Web analytics fails marketers for a number of reasons:

  • It’s a complex technology. Many enterprise level analytics platforms are not inherently user friendly and require complex training to make them work for you.
  • We’re afraid of numbers. And math. But also the terminology used can be confusing. We have to sort out the difference between visitors and daily visits vs. monthly visits and unique visitors and clicks! Oh my.
  • There are always some unknowns to analytics. Some things we still cannot account for. The analytics industry as a whole is working to remedy this, but that’s going to involve things like math and more complex terminology.
  • We don’t have enough time/energy/enthusiasm.

So how do we solve these problems you ask? Because web analytics IS IMPORTANT! (Can I get a Hallelujah?!)

The answer is to take a top down approach, meaning…

  • Organize your output – piles of excel spreadsheets are useless. Make the data relevant and understandable for you and your team/boss.
  • Evaluate your tools. Not any one analytics tool will do everything you want it to. It won’t. Figure out what you need to find out from your data and then get the right tools for the job.
  • Balance your investments. Peterson recommends taking a 50/50 approach to tools and people. 50% of your budget on tools and 50% on people to manage those tools. *If you’re using a free solution, pretend it cost you money. Peterson guarantees that if you slap Google analytics on your site and don’t invest any other resources to manage/report, then you won’t have a successful analytics strategy.

Your analytics reporting should ultimately be providing you with insights not data. Please refer to my own rendition of what I will call “Peterson’s hierarchy of analytics value”

And in recap – Google analytics is free/awesome/wonderful/FREE!

But, it doesn’t do everything, so again – find all the tools you need based on your goals and use them. When done right, analytics results can be awesome.

Our second speaker, Aaron Gray took a Bottoms up approach to Analytics.

The tools and technology that you use collect behavior data ultimately. These tools really need to be used to optimize your business and understand your customers (again, going back to the pinnacle of web analytics strategy – that data should ultimately provide business recommendations).

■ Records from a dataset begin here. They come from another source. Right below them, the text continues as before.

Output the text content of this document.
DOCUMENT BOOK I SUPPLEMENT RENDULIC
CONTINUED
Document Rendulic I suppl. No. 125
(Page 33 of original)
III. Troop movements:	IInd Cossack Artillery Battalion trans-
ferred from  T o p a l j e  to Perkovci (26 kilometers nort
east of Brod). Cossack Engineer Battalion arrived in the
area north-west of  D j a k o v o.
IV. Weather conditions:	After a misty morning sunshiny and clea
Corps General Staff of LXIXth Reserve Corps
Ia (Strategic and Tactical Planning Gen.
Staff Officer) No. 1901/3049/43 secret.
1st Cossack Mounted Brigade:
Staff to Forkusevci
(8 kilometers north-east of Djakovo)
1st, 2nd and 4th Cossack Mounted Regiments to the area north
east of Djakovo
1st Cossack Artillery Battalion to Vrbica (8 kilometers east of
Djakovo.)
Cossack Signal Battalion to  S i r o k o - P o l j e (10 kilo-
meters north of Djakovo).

You can’t manage what you don’t measure. And you can’t get better as a business without managing your efforts. So you better be measuring. Your business and website goals should drive your analytics strategy. This is the only way you’ll be able to improve your value contribution to the overall organization. And think of not only improving the value you are adding but even proving your value, and the value of the activities you are managing.

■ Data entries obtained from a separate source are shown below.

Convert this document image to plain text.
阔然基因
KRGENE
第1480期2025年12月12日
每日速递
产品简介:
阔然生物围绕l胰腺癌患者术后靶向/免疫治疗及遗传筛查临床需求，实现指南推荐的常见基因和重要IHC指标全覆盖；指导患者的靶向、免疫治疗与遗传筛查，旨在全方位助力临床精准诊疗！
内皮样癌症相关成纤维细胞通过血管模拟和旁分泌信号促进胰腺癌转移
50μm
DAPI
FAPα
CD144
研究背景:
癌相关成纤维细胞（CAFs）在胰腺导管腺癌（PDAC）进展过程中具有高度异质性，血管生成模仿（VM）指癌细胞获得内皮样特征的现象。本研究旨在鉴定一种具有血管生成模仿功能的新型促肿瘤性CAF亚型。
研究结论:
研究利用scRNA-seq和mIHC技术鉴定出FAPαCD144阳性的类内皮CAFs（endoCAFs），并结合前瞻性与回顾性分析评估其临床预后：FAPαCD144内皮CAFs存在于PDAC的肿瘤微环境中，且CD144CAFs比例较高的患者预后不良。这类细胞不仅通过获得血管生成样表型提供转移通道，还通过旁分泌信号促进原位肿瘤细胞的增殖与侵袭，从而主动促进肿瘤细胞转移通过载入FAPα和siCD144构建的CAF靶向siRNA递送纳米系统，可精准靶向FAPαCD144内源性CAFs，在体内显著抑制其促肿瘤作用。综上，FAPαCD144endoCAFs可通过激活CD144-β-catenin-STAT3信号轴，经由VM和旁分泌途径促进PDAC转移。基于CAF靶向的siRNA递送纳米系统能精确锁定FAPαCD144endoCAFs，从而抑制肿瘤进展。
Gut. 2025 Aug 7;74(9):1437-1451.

A quick vendor cheat sheet for you (just a few – most of these guys are pretty well known)

  • CoreMetrics – great for retail
  • Unica – newer player gaining marketing headway
  • Woopra – started out as a blog monitoring tool, but has evolved to much more
  • OneStat
  • Clicky
  • VisiStat

There are four basic buckets of things to be looking at within your analytics strategy:

  • Traffic & Audience Analytics
  • Voice of Customer
  • Infrastructure
  • Community Measurement

Make sure you are connecting conversions to marketing. Traffic is pretty useless  – focus on value generation.

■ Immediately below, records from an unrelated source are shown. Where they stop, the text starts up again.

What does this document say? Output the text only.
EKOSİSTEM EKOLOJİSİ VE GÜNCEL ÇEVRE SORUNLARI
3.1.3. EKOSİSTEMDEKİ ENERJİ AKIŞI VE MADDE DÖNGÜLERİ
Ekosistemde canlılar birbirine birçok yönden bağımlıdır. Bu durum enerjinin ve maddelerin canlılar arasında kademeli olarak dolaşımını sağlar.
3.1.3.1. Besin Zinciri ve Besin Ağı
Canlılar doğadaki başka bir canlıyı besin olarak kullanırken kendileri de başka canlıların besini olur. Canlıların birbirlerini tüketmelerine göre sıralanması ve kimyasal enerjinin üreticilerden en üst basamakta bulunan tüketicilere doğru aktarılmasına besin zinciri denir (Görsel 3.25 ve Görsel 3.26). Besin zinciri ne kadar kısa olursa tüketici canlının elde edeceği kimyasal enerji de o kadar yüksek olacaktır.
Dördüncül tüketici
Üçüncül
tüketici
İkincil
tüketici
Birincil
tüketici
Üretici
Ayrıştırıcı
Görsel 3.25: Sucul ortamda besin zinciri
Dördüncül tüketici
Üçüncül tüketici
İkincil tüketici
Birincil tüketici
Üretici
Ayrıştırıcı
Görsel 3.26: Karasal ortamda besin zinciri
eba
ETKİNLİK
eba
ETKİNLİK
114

There are two ways to really use your analytics data, look back or look forward.

If you’re going to look back, use your data to understand what works & what didn’t and then optimize your existing marketing efforts from those learnings.

If you’re going to look forward and do some predictive modeling, use your analytics data to determine the response and spend required to meet your goals. If you know existing conversion rates, you can determine how many more visitors you need to increase your total conversions/sales/leads. Then you just need to figure out the best way to grow your traffic.

Here is a link for the workback waterfall demonstration that Aaron did on predictive modeling: https://bit.ly/DeckerBullseye

The key takeaway from Aaron’s presentation was to focus on your goals and ensure that your analytics is reporting and providing insights on your progress towards achieving those objectives.